Penegakan hukum ini adalah bagian vital dari strategi waspada Karhutla Kalbar. Aparat kepolisian dan TNI di Kalimantan Barat telah disiagakan untuk melakukan patroli rutin dan menindak tegas oknum yang tertangkap tangan melakukan pembakaran lahan.
Langkah Mitigasi Mandiri untuk Mendukung Waspada Karhutla Kalbar
Pemerintah tidak bisa bekerja sendiri. Peran serta masyarakat sangat dibutuhkan untuk menyukseskan gerakan waspada Karhutla Kalbar ini. Berikut adalah langkah-langkah praktis yang bisa Anda lakukan mulai hari ini:
1. Stop Membuka Lahan dengan Cara Membakar
Ini adalah poin terpenting. Meskipun dianggap murah dan cepat, metode ini sangat berbahaya di musim kering. Gunakan metode pembukaan lahan tanpa bakar (PLTB) yang lebih ramah lingkungan, misalnya dengan cara manual atau mekanis, dan memanfaatkan sisa tebangan untuk kompos.

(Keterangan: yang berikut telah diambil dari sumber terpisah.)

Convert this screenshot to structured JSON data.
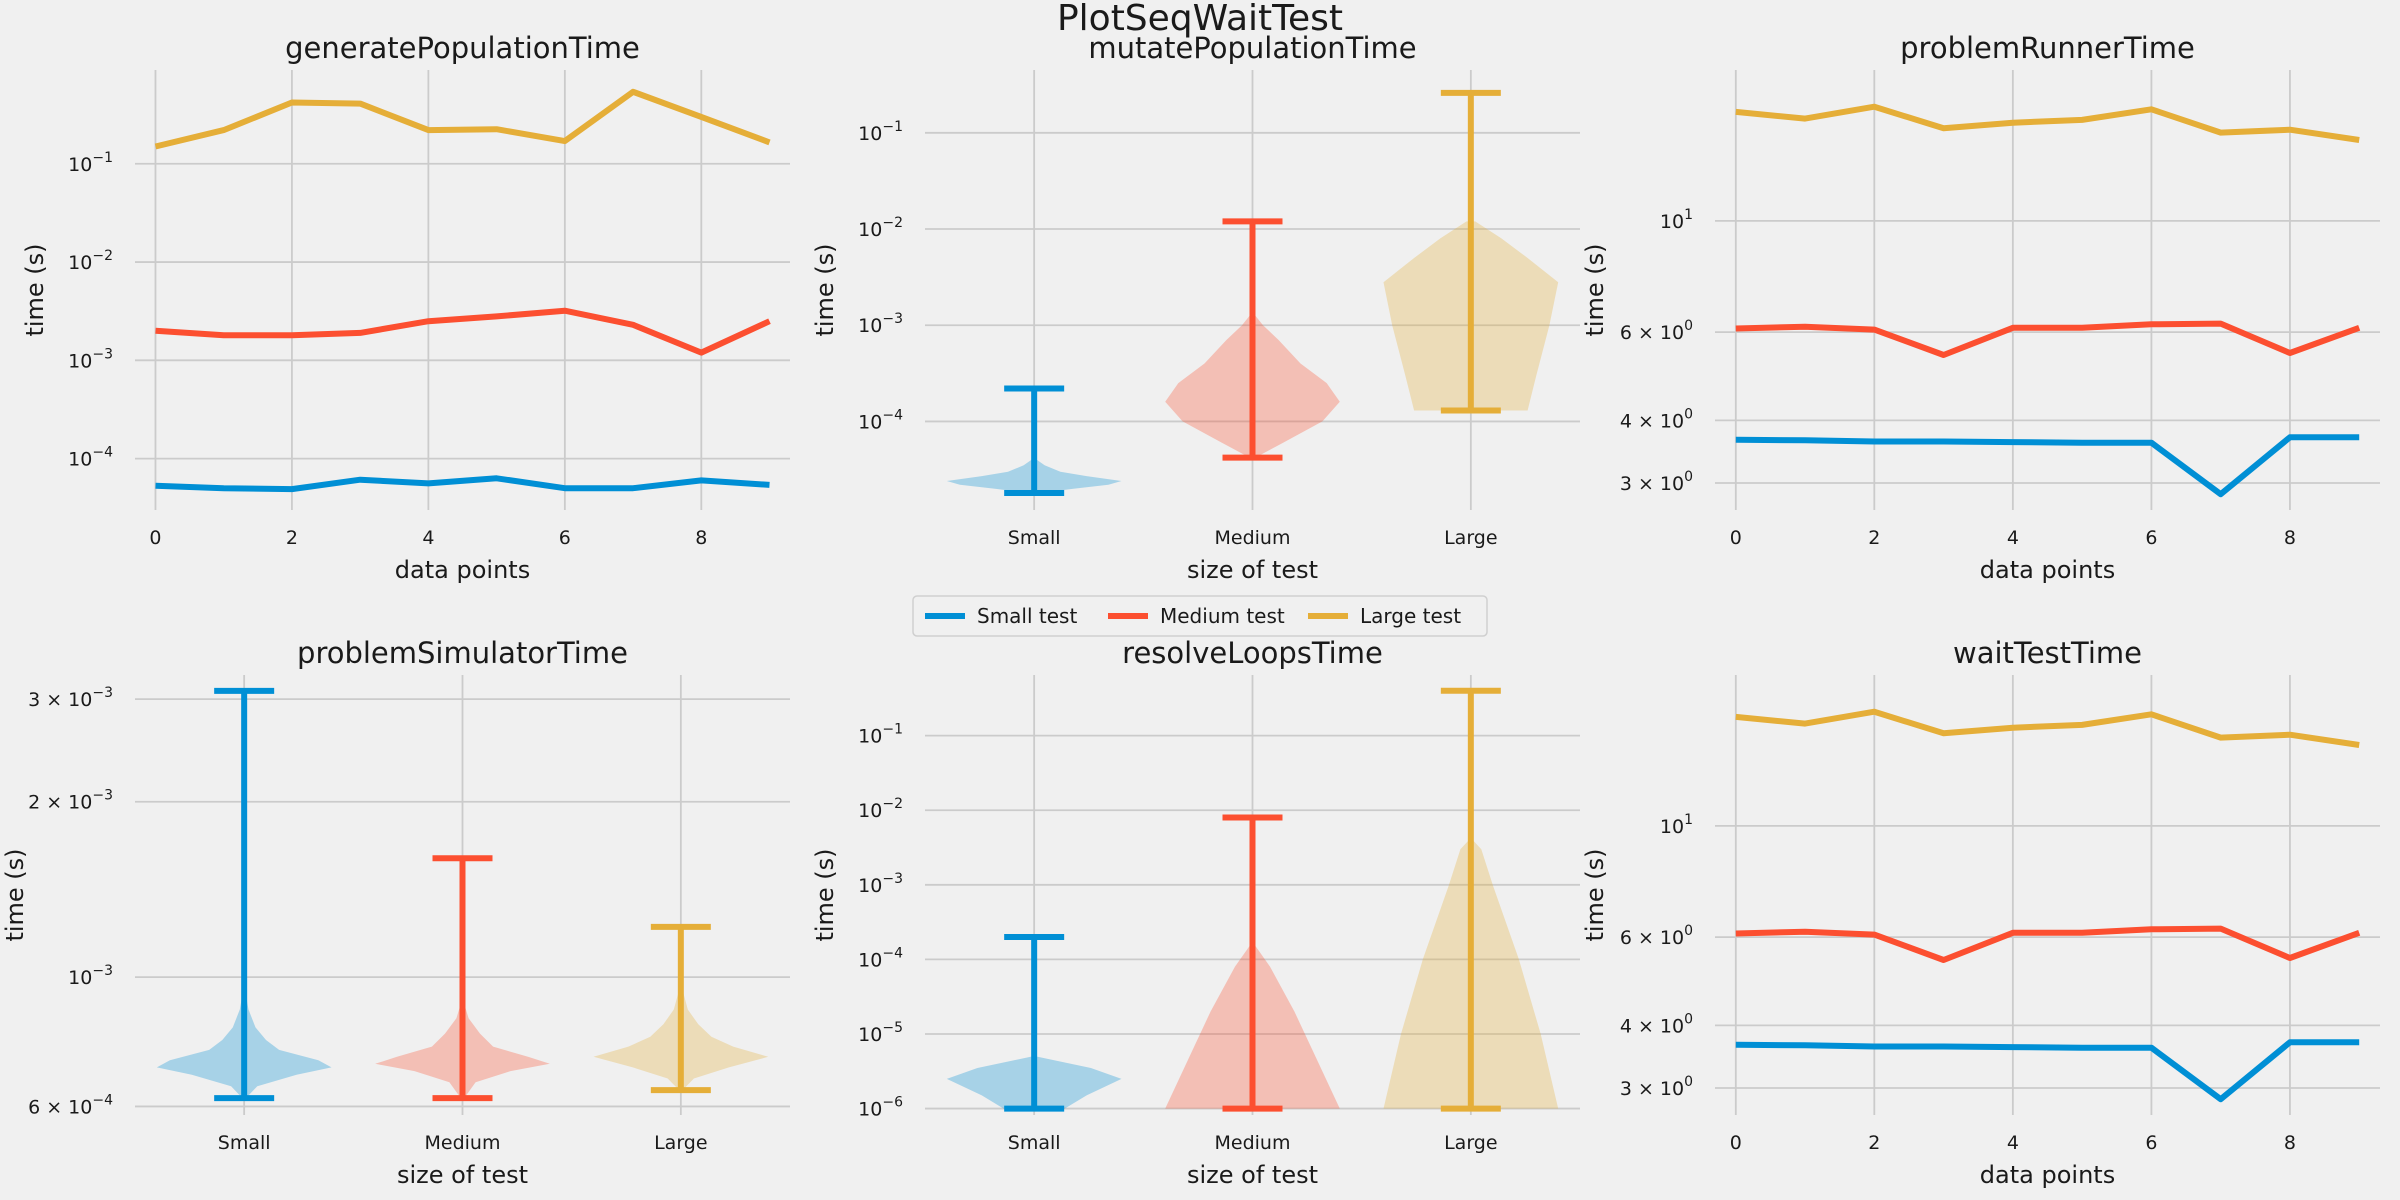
{
  "figure": {
    "suptitle": "PlotSeqWaitTest"
  },
  "legend": {
    "placement": "center, between rows",
    "entries": [
      {
        "label": "Small test",
        "color": "#008fd5"
      },
      {
        "label": "Medium test",
        "color": "#fc4f30"
      },
      {
        "label": "Large test",
        "color": "#e5ae38"
      }
    ]
  },
  "chart_data": [
    {
      "type": "line",
      "title": "generatePopulationTime",
      "xlabel": "data points",
      "ylabel": "time (s)",
      "yscale": "log",
      "grid": true,
      "x": [
        0,
        1,
        2,
        3,
        4,
        5,
        6,
        7,
        8,
        9
      ],
      "xticks": [
        "0",
        "2",
        "4",
        "6",
        "8"
      ],
      "xtick_values": [
        0,
        2,
        4,
        6,
        8
      ],
      "ylim": [
        3e-05,
        0.9
      ],
      "yticks": [
        {
          "value": 0.0001,
          "base": "10",
          "exp": "−4"
        },
        {
          "value": 0.001,
          "base": "10",
          "exp": "−3"
        },
        {
          "value": 0.01,
          "base": "10",
          "exp": "−2"
        },
        {
          "value": 0.1,
          "base": "10",
          "exp": "−1"
        }
      ],
      "series": [
        {
          "color": "#008fd5",
          "values": [
            5.3e-05,
            5e-05,
            4.9e-05,
            6.1e-05,
            5.6e-05,
            6.3e-05,
            5e-05,
            5e-05,
            6e-05,
            5.4e-05
          ]
        },
        {
          "color": "#fc4f30",
          "values": [
            0.002,
            0.0018,
            0.0018,
            0.0019,
            0.0025,
            0.0028,
            0.0032,
            0.0023,
            0.0012,
            0.0025
          ]
        },
        {
          "color": "#e5ae38",
          "values": [
            0.15,
            0.22,
            0.42,
            0.41,
            0.22,
            0.225,
            0.17,
            0.54,
            0.3,
            0.165
          ]
        }
      ]
    },
    {
      "type": "violin",
      "title": "mutatePopulationTime",
      "xlabel": "size of test",
      "ylabel": "time (s)",
      "yscale": "log",
      "grid": true,
      "categories": [
        "Small",
        "Medium",
        "Large"
      ],
      "ylim": [
        1.2e-05,
        0.45
      ],
      "yticks": [
        {
          "value": 0.0001,
          "base": "10",
          "exp": "−4"
        },
        {
          "value": 0.001,
          "base": "10",
          "exp": "−3"
        },
        {
          "value": 0.01,
          "base": "10",
          "exp": "−2"
        },
        {
          "value": 0.1,
          "base": "10",
          "exp": "−1"
        }
      ],
      "violins": [
        {
          "color": "#008fd5",
          "min": 1.8e-05,
          "max": 0.00022,
          "shape": [
            [
              1.8e-05,
              0.05
            ],
            [
              2e-05,
              0.45
            ],
            [
              2.2e-05,
              0.85
            ],
            [
              2.4e-05,
              1.0
            ],
            [
              2.7e-05,
              0.6
            ],
            [
              3e-05,
              0.3
            ],
            [
              3.5e-05,
              0.12
            ],
            [
              4e-05,
              0.03
            ]
          ]
        },
        {
          "color": "#fc4f30",
          "min": 4.2e-05,
          "max": 0.012,
          "shape": [
            [
              4.2e-05,
              0.03
            ],
            [
              6e-05,
              0.35
            ],
            [
              0.0001,
              0.8
            ],
            [
              0.00016,
              1.0
            ],
            [
              0.00025,
              0.85
            ],
            [
              0.0004,
              0.55
            ],
            [
              0.0007,
              0.3
            ],
            [
              0.001,
              0.12
            ],
            [
              0.0013,
              0.02
            ]
          ]
        },
        {
          "color": "#e5ae38",
          "min": 0.00013,
          "max": 0.26,
          "shape": [
            [
              0.00013,
              0.65
            ],
            [
              0.0003,
              0.75
            ],
            [
              0.001,
              0.9
            ],
            [
              0.0028,
              1.0
            ],
            [
              0.005,
              0.65
            ],
            [
              0.008,
              0.35
            ],
            [
              0.012,
              0.05
            ]
          ]
        }
      ]
    },
    {
      "type": "line",
      "title": "problemRunnerTime",
      "xlabel": "data points",
      "ylabel": "time (s)",
      "yscale": "log",
      "grid": true,
      "x": [
        0,
        1,
        2,
        3,
        4,
        5,
        6,
        7,
        8,
        9
      ],
      "xticks": [
        "0",
        "2",
        "4",
        "6",
        "8"
      ],
      "xtick_values": [
        0,
        2,
        4,
        6,
        8
      ],
      "ylim": [
        2.65,
        20
      ],
      "yticks": [
        {
          "value": 3,
          "base": "3 × 10",
          "exp": "0"
        },
        {
          "value": 4,
          "base": "4 × 10",
          "exp": "0"
        },
        {
          "value": 6,
          "base": "6 × 10",
          "exp": "0"
        },
        {
          "value": 10,
          "base": "10",
          "exp": "1"
        }
      ],
      "series": [
        {
          "color": "#008fd5",
          "values": [
            3.66,
            3.65,
            3.63,
            3.63,
            3.62,
            3.61,
            3.61,
            2.85,
            3.7,
            3.7
          ]
        },
        {
          "color": "#fc4f30",
          "values": [
            6.1,
            6.15,
            6.07,
            5.4,
            6.12,
            6.12,
            6.22,
            6.24,
            5.45,
            6.12
          ]
        },
        {
          "color": "#e5ae38",
          "values": [
            16.5,
            16.0,
            16.9,
            15.3,
            15.7,
            15.9,
            16.7,
            15.0,
            15.2,
            14.5
          ]
        }
      ]
    },
    {
      "type": "violin",
      "title": "problemSimulatorTime",
      "xlabel": "size of test",
      "ylabel": "time (s)",
      "yscale": "log",
      "grid": true,
      "categories": [
        "Small",
        "Medium",
        "Large"
      ],
      "ylim": [
        0.00058,
        0.0033
      ],
      "yticks": [
        {
          "value": 0.0006,
          "base": "6 × 10",
          "exp": "−4"
        },
        {
          "value": 0.001,
          "base": "10",
          "exp": "−3"
        },
        {
          "value": 0.002,
          "base": "2 × 10",
          "exp": "−3"
        },
        {
          "value": 0.003,
          "base": "3 × 10",
          "exp": "−3"
        }
      ],
      "violins": [
        {
          "color": "#008fd5",
          "min": 0.00062,
          "max": 0.0031,
          "shape": [
            [
              0.00062,
              0.02
            ],
            [
              0.00065,
              0.15
            ],
            [
              0.00068,
              0.6
            ],
            [
              0.0007,
              1.0
            ],
            [
              0.00072,
              0.85
            ],
            [
              0.00075,
              0.4
            ],
            [
              0.00078,
              0.25
            ],
            [
              0.00082,
              0.13
            ],
            [
              0.00088,
              0.05
            ],
            [
              0.00095,
              0.01
            ]
          ]
        },
        {
          "color": "#fc4f30",
          "min": 0.00062,
          "max": 0.0016,
          "shape": [
            [
              0.00062,
              0.02
            ],
            [
              0.00066,
              0.15
            ],
            [
              0.00069,
              0.55
            ],
            [
              0.00071,
              1.0
            ],
            [
              0.00073,
              0.75
            ],
            [
              0.00076,
              0.35
            ],
            [
              0.0008,
              0.2
            ],
            [
              0.00085,
              0.07
            ],
            [
              0.0009,
              0.02
            ]
          ]
        },
        {
          "color": "#e5ae38",
          "min": 0.00064,
          "max": 0.00122,
          "shape": [
            [
              0.00064,
              0.02
            ],
            [
              0.00067,
              0.15
            ],
            [
              0.0007,
              0.55
            ],
            [
              0.00073,
              1.0
            ],
            [
              0.00076,
              0.6
            ],
            [
              0.00079,
              0.35
            ],
            [
              0.00083,
              0.2
            ],
            [
              0.00088,
              0.08
            ],
            [
              0.00095,
              0.02
            ]
          ]
        }
      ]
    },
    {
      "type": "violin",
      "title": "resolveLoopsTime",
      "xlabel": "size of test",
      "ylabel": "time (s)",
      "yscale": "log",
      "grid": true,
      "categories": [
        "Small",
        "Medium",
        "Large"
      ],
      "ylim": [
        8.2e-07,
        0.65
      ],
      "yticks": [
        {
          "value": 1e-06,
          "base": "10",
          "exp": "−6"
        },
        {
          "value": 1e-05,
          "base": "10",
          "exp": "−5"
        },
        {
          "value": 0.0001,
          "base": "10",
          "exp": "−4"
        },
        {
          "value": 0.001,
          "base": "10",
          "exp": "−3"
        },
        {
          "value": 0.01,
          "base": "10",
          "exp": "−2"
        },
        {
          "value": 0.1,
          "base": "10",
          "exp": "−1"
        }
      ],
      "violins": [
        {
          "color": "#008fd5",
          "min": 1e-06,
          "max": 0.0002,
          "shape": [
            [
              1e-06,
              0.35
            ],
            [
              1.5e-06,
              0.6
            ],
            [
              2.5e-06,
              1.0
            ],
            [
              3.5e-06,
              0.65
            ],
            [
              5e-06,
              0.02
            ]
          ]
        },
        {
          "color": "#fc4f30",
          "min": 1e-06,
          "max": 0.008,
          "shape": [
            [
              1e-06,
              1.0
            ],
            [
              5e-06,
              0.72
            ],
            [
              2e-05,
              0.48
            ],
            [
              8e-05,
              0.2
            ],
            [
              0.00016,
              0.02
            ]
          ]
        },
        {
          "color": "#e5ae38",
          "min": 1e-06,
          "max": 0.4,
          "shape": [
            [
              1e-06,
              1.0
            ],
            [
              1e-05,
              0.8
            ],
            [
              0.0001,
              0.55
            ],
            [
              0.001,
              0.25
            ],
            [
              0.003,
              0.12
            ],
            [
              0.004,
              0.02
            ]
          ]
        }
      ]
    },
    {
      "type": "line",
      "title": "waitTestTime",
      "xlabel": "data points",
      "ylabel": "time (s)",
      "yscale": "log",
      "grid": true,
      "x": [
        0,
        1,
        2,
        3,
        4,
        5,
        6,
        7,
        8,
        9
      ],
      "xticks": [
        "0",
        "2",
        "4",
        "6",
        "8"
      ],
      "xtick_values": [
        0,
        2,
        4,
        6,
        8
      ],
      "ylim": [
        2.65,
        20
      ],
      "yticks": [
        {
          "value": 3,
          "base": "3 × 10",
          "exp": "0"
        },
        {
          "value": 4,
          "base": "4 × 10",
          "exp": "0"
        },
        {
          "value": 6,
          "base": "6 × 10",
          "exp": "0"
        },
        {
          "value": 10,
          "base": "10",
          "exp": "1"
        }
      ],
      "series": [
        {
          "color": "#008fd5",
          "values": [
            3.66,
            3.65,
            3.63,
            3.63,
            3.62,
            3.61,
            3.61,
            2.85,
            3.7,
            3.7
          ]
        },
        {
          "color": "#fc4f30",
          "values": [
            6.1,
            6.15,
            6.07,
            5.4,
            6.12,
            6.12,
            6.22,
            6.24,
            5.45,
            6.12
          ]
        },
        {
          "color": "#e5ae38",
          "values": [
            16.5,
            16.0,
            16.9,
            15.3,
            15.7,
            15.9,
            16.7,
            15.0,
            15.2,
            14.5
          ]
        }
      ]
    }
  ]
}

2. Hindari Membakar Sampah Rumah Tangga
Di tengah suhu 35 derajat Celsius, api dari pembakaran sampah di pekarangan rumah bisa dengan mudah merambat ke lahan kosong di sebelahnya. Dukung waspada Karhutla Kalbar dengan mengelola sampah secara bijak (pilah, daur ulang, atau buang ke TPS).
3. Laporkan Titik Api Segera
Jika Anda melihat kepulan asap atau api kecil, jangan menunggu membesar. Segera laporkan ke aparat desa, Babinsa, Bhabinkamtibmas, atau Manggala Agni setempat. Kecepatan pelaporan adalah kunci keberhasilan waspada Karhutla Kalbar.
4. Jaga Sumber Air
Pastikan embung atau kanal di sekitar kebun tetap memiliki cadangan air. Sekat kanal (canal blocking) di lahan gambut harus diperiksa fungsinya untuk menjaga kelembapan tanah gambut agar tidak mudah terbakar.
Situasi per 26 Januari 2026 menuntut kita semua untuk meningkatkan kewaspadaan. Status waspada Karhutla Kalbar bukan sekadar slogan, melainkan panggilan aksi bagi seluruh elemen masyarakat di Kalimantan Barat.
Dengan suhu udara yang mencapai 35 derajat Celsius dan puluhan titik panas yang sudah terdeteksi di Kubu Raya, Mempawah, hingga Landak, risiko bencana asap sudah di depan mata. Mari kita dukung upaya BMKG dan pemerintah daerah dengan tidak melakukan pembakaran sekecil apapun.
Jaga kesehatan keluarga Anda, pantau terus informasi cuaca, dan jadilah bagian dari solusi untuk menjaga Langit Kalimantan Barat tetap biru. Ingat, waspada Karhutla Kalbar adalah tanggung jawab kita bersama.
Untuk informasi kesehatan terkait dampak asap, Anda bisa merujuk pada panduan dari Kementerian Kesehatan RI.